Super Food Salads

We toss up three superfood-packed salads that are healthy as they are delicious.

 

Crunchy bowl: Bean Sprouts and Crispy Quinoa with Brown Rice Flakes

Serves: 4

Prep time: 20 minutes

Cooking time: 15 minutes

Calorie count: 200 calories (per serving)

For the salad:

5 g black pepper, freshly crushed

5 g salt

10 g capers

50 g quinoa

40 g arugula

30 g Lollo Rosso lettuce

80 g iceberg lettuce

100 g carrots

80 g bean sprouts

For the guava dressing:

10 g Dijon mustard

30 ml white wine vinegar

30 ml olive oil

20 g jalapeno

100 ml guava juice (reduced to 40 ml)

For the garnish:

10 g quinoa, toasted

10 g sunflower seed

10 g melon seeds

 

Method:

  1. Add quinoa and water to a saucepan and bring it to a boil.
  2. Reduce the heat to medium-low, then cover and simmer until the quinoa turns tender and the water has been absorbed. This should take 10 to 15 minutes. Set aside to cool.
  3. Add all the ingredients for the guava dressing in a food processor to blend.
  4. Add all the salad ingredients in a stainless bowl and pour the dressing on top. Toss well and adjust seasoning.
  5. Sprinkle melon seeds, toasted quinoa, sunflower seeds and serve immediately.

Tip: You can substitute the quinoa with cooked millets of your choice.

 

Super Snack: Kefir-Soaked Tofu with Organic Red Rice and Brown Rice Flakes

Serves: 2

Prep time: 15 minutes

Cooking time: 5 minutes

Calorie count: 250 calories (per serving)

Ingredients:

For the salad:

5 g black pepper, crushed

5 g salt

40 g arugula

80 g Lollo Rosso lettuce

80 g iceberg lettuce

50 g cherry tomatoes

40 g black olives

110 g tofu, cubed

40 ml kefir

For the apricot dressing:

5 g red chilli

10 g Dijon mustard

30 ml olive oil

30 ml white wine vinegar

40 g dry seedless apricots, soaked

For the garnish:

5 g coriander leaves

10 g spring onions

20 g brown rice flakes, toasted

20 g red rice, boiled and toasted

 

Method:

  1. Add all the ingredients for the apricot dressing in a food processor and blend.
  2. Add all the salad ingredients, except the tofu and kefir, in a stainless bowl and pour the dressing on top.
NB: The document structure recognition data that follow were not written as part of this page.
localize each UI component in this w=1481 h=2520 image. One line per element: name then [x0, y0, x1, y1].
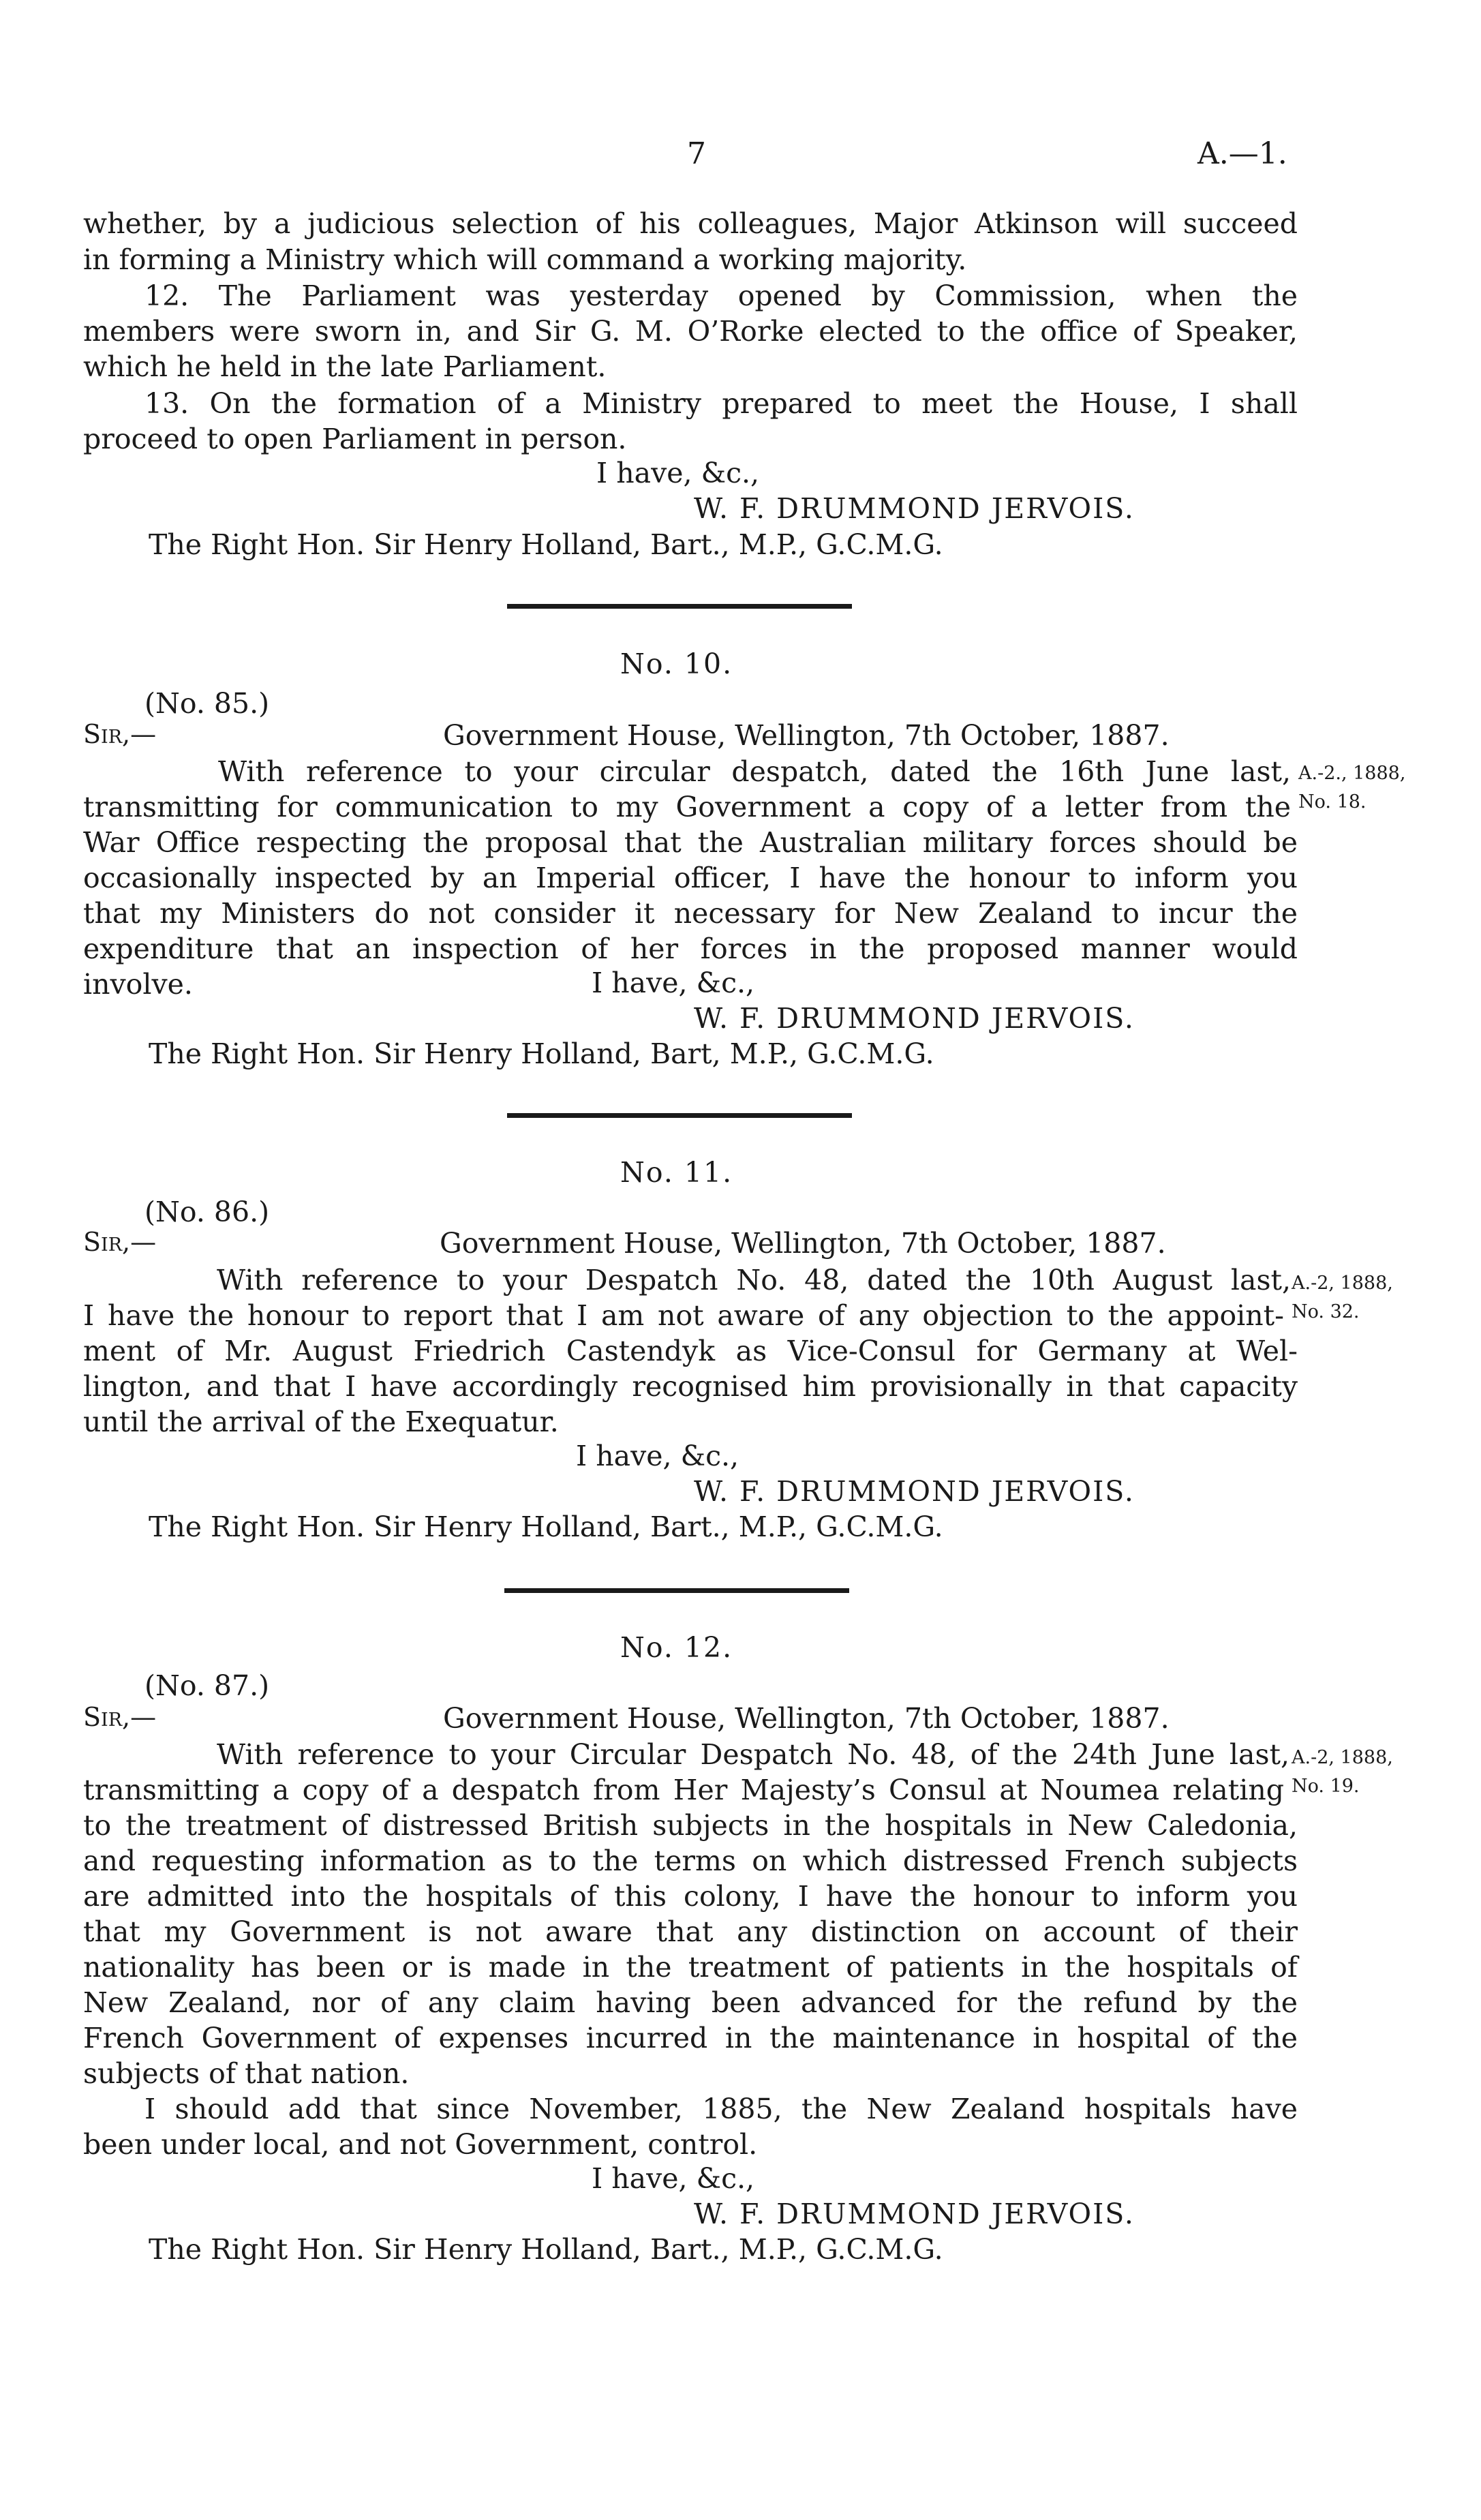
intro-line: whether, by a judicious selection of his colleagues, Major Atkinson will succeed: [83, 207, 1298, 240]
margin-note: No. 18.: [1298, 791, 1367, 813]
section-divider: [507, 604, 852, 609]
addressee: The Right Hon. Sir Henry Holland, Bart., M.P., G.C.M.G.: [149, 528, 943, 561]
letter-line: to the treatment of distressed British subjects in the hospitals in New Caledonia,: [83, 1809, 1298, 1842]
intro-line: 12. The Parliament was yesterday opened by Commission, when the: [144, 279, 1298, 312]
letter-ref: (No. 86.): [144, 1196, 270, 1228]
letter-line: that my Government is not aware that any distinction on account of their: [83, 1915, 1298, 1948]
closing: I have, &c.,: [592, 967, 755, 999]
place-date: Government House, Wellington, 7th October, 1887.: [440, 1227, 1166, 1260]
letter-line: that my Ministers do not consider it necessary for New Zealand to incur the: [83, 897, 1298, 930]
intro-line: 13. On the formation of a Ministry prepared to meet the House, I shall: [144, 387, 1298, 420]
place-date: Government House, Wellington, 7th October, 1887.: [443, 1702, 1170, 1735]
intro-line: which he held in the late Parliament.: [83, 350, 607, 383]
letter-line: French Government of expenses incurred in the maintenance in hospital of the: [83, 2022, 1298, 2054]
letter-line: expenditure that an inspection of her forces in the proposed manner would: [83, 932, 1298, 965]
addressee: The Right Hon. Sir Henry Holland, Bart., M.P., G.C.M.G.: [149, 2233, 943, 2266]
letter-line: occasionally inspected by an Imperial officer, I have the honour to inform you: [83, 862, 1298, 894]
letter-line: ment of Mr. August Friedrich Castendyk as Vice-Consul for Germany at Wel-: [83, 1335, 1298, 1367]
margin-note: No. 32.: [1292, 1301, 1360, 1322]
margin-note: A.-2., 1888,: [1298, 763, 1406, 784]
letter-line: and requesting information as to the terms on which distressed French subjects: [83, 1845, 1298, 1877]
letter-line: involve.: [83, 968, 193, 1001]
letter-line: been under local, and not Government, control.: [83, 2128, 758, 2161]
letter-line: subjects of that nation.: [83, 2057, 410, 2090]
letter-line: With reference to your circular despatch, dated the 16th June last,: [218, 755, 1291, 788]
section-divider: [504, 1588, 849, 1593]
signature: W. F. DRUMMOND JERVOIS.: [694, 2198, 1135, 2230]
letter-line: transmitting a copy of a despatch from Her Majesty’s Consul at Noumea relating: [83, 1774, 1284, 1806]
section-divider: [507, 1113, 852, 1118]
letter-line: are admitted into the hospitals of this colony, I have the honour to inform you: [83, 1880, 1298, 1913]
intro-line: proceed to open Parliament in person.: [83, 423, 627, 455]
letter-line: I have the honour to report that I am not aware of any objection to the appoint-: [83, 1299, 1284, 1332]
letter-title: No. 12.: [620, 1631, 733, 1664]
letter-title: No. 11.: [620, 1156, 733, 1189]
margin-note: A.-2, 1888,: [1292, 1747, 1393, 1768]
letter-line: With reference to your Despatch No. 48, dated the 10th August last,: [217, 1264, 1291, 1296]
margin-note: No. 19.: [1292, 1776, 1360, 1797]
letter-line: nationality has been or is made in the treatment of patients in the hospitals of: [83, 1951, 1298, 1984]
margin-note: A.-2, 1888,: [1292, 1273, 1393, 1294]
intro-line: in forming a Ministry which will command a working majority.: [83, 243, 967, 276]
salutation: Sir,—: [83, 1702, 157, 1732]
letter-ref: (No. 85.): [144, 687, 270, 720]
place-date: Government House, Wellington, 7th October, 1887.: [443, 719, 1170, 752]
letter-line: I should add that since November, 1885, the New Zealand hospitals have: [144, 2093, 1298, 2125]
closing: I have, &c.,: [596, 457, 760, 489]
letter-line: War Office respecting the proposal that the Australian military forces should be: [83, 826, 1298, 859]
addressee: The Right Hon. Sir Henry Holland, Bart., M.P., G.C.M.G.: [149, 1511, 943, 1543]
letter-line: until the arrival of the Exequatur.: [83, 1406, 559, 1438]
intro-line: members were sworn in, and Sir G. M. O’Rorke elected to the office of Speaker,: [83, 315, 1298, 348]
signature: W. F. DRUMMOND JERVOIS.: [694, 1002, 1135, 1035]
letter-line: New Zealand, nor of any claim having been advanced for the refund by the: [83, 1986, 1298, 2019]
letter-line: lington, and that I have accordingly recognised him provisionally in that capacity: [83, 1370, 1298, 1403]
closing: I have, &c.,: [592, 2162, 755, 2195]
salutation: Sir,—: [83, 1227, 157, 1257]
letter-line: transmitting for communication to my Government a copy of a letter from the: [83, 791, 1291, 823]
closing: I have, &c.,: [576, 1440, 739, 1472]
document-reference: A.—1.: [1197, 136, 1287, 171]
salutation: Sir,—: [83, 719, 157, 749]
letter-ref: (No. 87.): [144, 1669, 270, 1702]
page-number: 7: [687, 136, 706, 171]
addressee: The Right Hon. Sir Henry Holland, Bart, M.P., G.C.M.G.: [149, 1037, 934, 1070]
signature: W. F. DRUMMOND JERVOIS.: [694, 1475, 1135, 1508]
letter-title: No. 10.: [620, 648, 733, 680]
letter-line: With reference to your Circular Despatch No. 48, of the 24th June last,: [217, 1738, 1289, 1771]
signature: W. F. DRUMMOND JERVOIS.: [694, 492, 1135, 525]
Toss well and adjust seasoning.
  3. Pan-sear tofu cubes for a few seconds on each side and soak them in the kefir. Add the salad bowl.
  4. Sprinkle red rice brown rice, cherry tomatoes, and black olives.
  5. Garnish with chopped spring onion and coriander leaves and serve immediately.

Tip: You can substitute the kefir with probiotic yogurt.

 

Fruit Crumble: Grilled Peach and Papaya with Amaranth Granola

Serves: 4

Prep time: 15 minutes

Cooking time: 15 minutes

Calorie count: 200 calories (per serving)

Ingredients:

For the salad:

5 g black pepper, crushed

5 g salt

40 g arugula

80 g Lollo Rosso lettuce

80 g iceberg lettuce

80 g papaya

50 g canned peaches

For the granola:

2 red chillies, chopped

5 g basil

30 g puffed rice (desi kurmura)

30 g brown rice flakes

10 g flax seeds, roasted

30 g amaranth, popped

15 ml Maple syrup

15 ml honey

For the papaya dressing:

10 g Dijon mustard

30 ml white wine vinegar

30 ml olive oil

50 g papaya

For the garnish:

10 g sunflower seeds

10 g melon seeds

5 g mint sprig

10 g sugar and 30 ml water (mixed and soaked overnight)

15 g carrot kimchi (15 ml white wine vinegar, 10 ml soy, 5 g ginger, 20 g carrot juliennes)

Method:

  1. To make the granola, first, caramelize the honey and maple syrup.
  2. Add popped amaranth, roasted flax seeds, brown rice flakes, kurmura, chopped basil, and chopped red chillies.
  3. Mix well and spread out to a one-inch thickness on a rectangular tray. Once set, break into chunks and set aside.
  4. Add all the ingredients for the papaya dressing in a food processor and blend.
  5. Mix lettuce, olive oil, and papaya dressing. Adjust the seasoning to taste.
  6. Place the diced papaya, grilled peaches, and grapes around the lettuce.
  7. Top with granola chunks, melon seeds, and sunflower seeds.
  8. Garnish with carrot kimchi and mint sprigs.

Tip: For a less sweet version, replace the peaches with avocado.